Commissioned Village Map - Texture Artifacts
HadrianVI
Surveyor
Hi
I made a commissioned maps but when rendering in 4k I encountered some artifacts in the textures I've used.
I'm not sure on how to resolve it. What seems odd is that the artifacts occur along the same lines although I use the texture in different angles.
Any Ideas?
I made a commissioned maps but when rendering in 4k I encountered some artifacts in the textures I've used.
I'm not sure on how to resolve it. What seems odd is that the artifacts occur along the same lines although I use the texture in different angles.
Any Ideas?
Comments
I use Textures.com as well. If you have GIMP open the texture in that and use Filter/Map/Small tiles to tile the image in its own space (a factor of 2 with produce 2x2 tiles of the texture in the same space as the original). That way you can see if it doesn't tile properly because the joins are obvious as a cross hair of sharp lines similar to the sharp line joins I can see above in your map.

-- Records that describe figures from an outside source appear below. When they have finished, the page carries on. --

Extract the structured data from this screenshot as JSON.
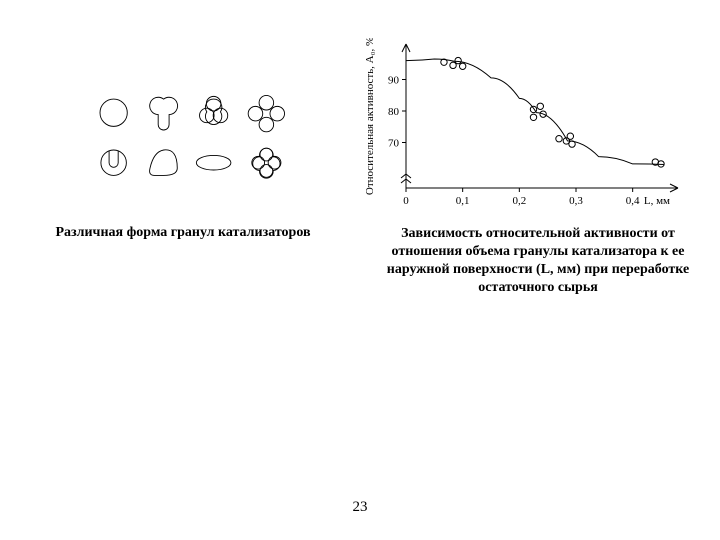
{
  "page_number": "23",
  "left": {
    "caption": "Различная форма гранул катализаторов",
    "shapes": {
      "stroke": "#000000",
      "stroke_width": 1,
      "fill": "none"
    }
  },
  "right": {
    "caption": "Зависимость относительной активности от отношения объема гранулы катализатора к ее наружной поверхности (L, мм) при переработке остаточного сырья"
  },
  "chart": {
    "type": "scatter-line",
    "background_color": "#ffffff",
    "axis_color": "#000000",
    "axis_width": 1,
    "xlim": [
      0,
      0.48
    ],
    "ylim_bottom_break": 60,
    "ylim_top": 100,
    "xticks": [
      0,
      0.1,
      0.2,
      0.3,
      0.4
    ],
    "xtick_labels": [
      "0",
      "0,1",
      "0,2",
      "0,3",
      "0,4"
    ],
    "yticks": [
      70,
      80,
      90
    ],
    "xlabel": "L, мм",
    "ylabel": "Относительная активность, A₀, %",
    "label_fontsize": 11,
    "tick_fontsize": 11,
    "marker": {
      "shape": "circle",
      "size": 3.2,
      "fill": "none",
      "stroke": "#000000",
      "stroke_width": 1
    },
    "points": [
      {
        "x": 0.067,
        "y": 95.5
      },
      {
        "x": 0.083,
        "y": 94.5
      },
      {
        "x": 0.092,
        "y": 96.0
      },
      {
        "x": 0.1,
        "y": 94.2
      },
      {
        "x": 0.225,
        "y": 80.5
      },
      {
        "x": 0.225,
        "y": 78.0
      },
      {
        "x": 0.237,
        "y": 81.5
      },
      {
        "x": 0.242,
        "y": 79.0
      },
      {
        "x": 0.27,
        "y": 71.2
      },
      {
        "x": 0.283,
        "y": 70.5
      },
      {
        "x": 0.29,
        "y": 72.0
      },
      {
        "x": 0.293,
        "y": 69.5
      },
      {
        "x": 0.45,
        "y": 63.2
      },
      {
        "x": 0.44,
        "y": 63.8
      }
    ],
    "curve": [
      {
        "x": 0.0,
        "y": 96.0
      },
      {
        "x": 0.05,
        "y": 96.5
      },
      {
        "x": 0.085,
        "y": 95.8
      },
      {
        "x": 0.15,
        "y": 90.5
      },
      {
        "x": 0.2,
        "y": 84.0
      },
      {
        "x": 0.23,
        "y": 79.5
      },
      {
        "x": 0.285,
        "y": 70.5
      },
      {
        "x": 0.34,
        "y": 65.5
      },
      {
        "x": 0.4,
        "y": 63.2
      },
      {
        "x": 0.455,
        "y": 63.0
      }
    ]
  }
}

The other thing about Textures.com is that not all of their textures tile. They mark the ones that do with a little icon thing that appears in the top right corner (as far as I remember). You can also click the 'show seamless only' button at the top right of the display page to get rid of the ones that don't.
Check Sue's recipe near the end of this thread:
http://forum.profantasy.com/comments.php?DiscussionID=6470
This doesn't eliminate the problem, but generally reduces the chance of it appearing, since the rendering is done in fewer passes.
I only use seamless textures therefore they should tile nicely.
I'll try increasing the number of pixels per pass.
Thank you.
But I still get this kind of render. How do I prevent that?
Reverse what I just did?
What are you bevelling? Is it a transparent fill with a blend mode?
If the bevel effect proves too unruly to control, you can produce really good hill shading just by drawing the shadow shapes in black solid and using first a blur effect to soften the edges of the shapes, then a blend mode - I usually use multiply - at the same opacity as you would set for an ordinary shadow.
The relief shading for Merelan City was done that way, as are the cliffs in my most recent Scribble Rock map.
No bevels in this map - only the type of shading I've just described:
[Image_8816]
To make hills rather than cliffs just use a bigger blur effect to give it much softer edges
@Sue: That is some very nice shading:)
I think I figured it out. I used a rather high smoothing value, because of which edges such as the ones on the picture above should not occur. Therefore, I figured, that the smoothing value was somehow connected to the "pixels per render" value. I increased the smoothing value by the factor 10 and hid the "cover" sheet and it worked. From this point I had to render it 6 more times until I had the other settings tuned so the map would look the way I want. The only problem I have now is that the map looks a lot different in CC3 than when rendered... But at least I managed to get the result I wanted.:)
Thank you guys a lot for your assistance.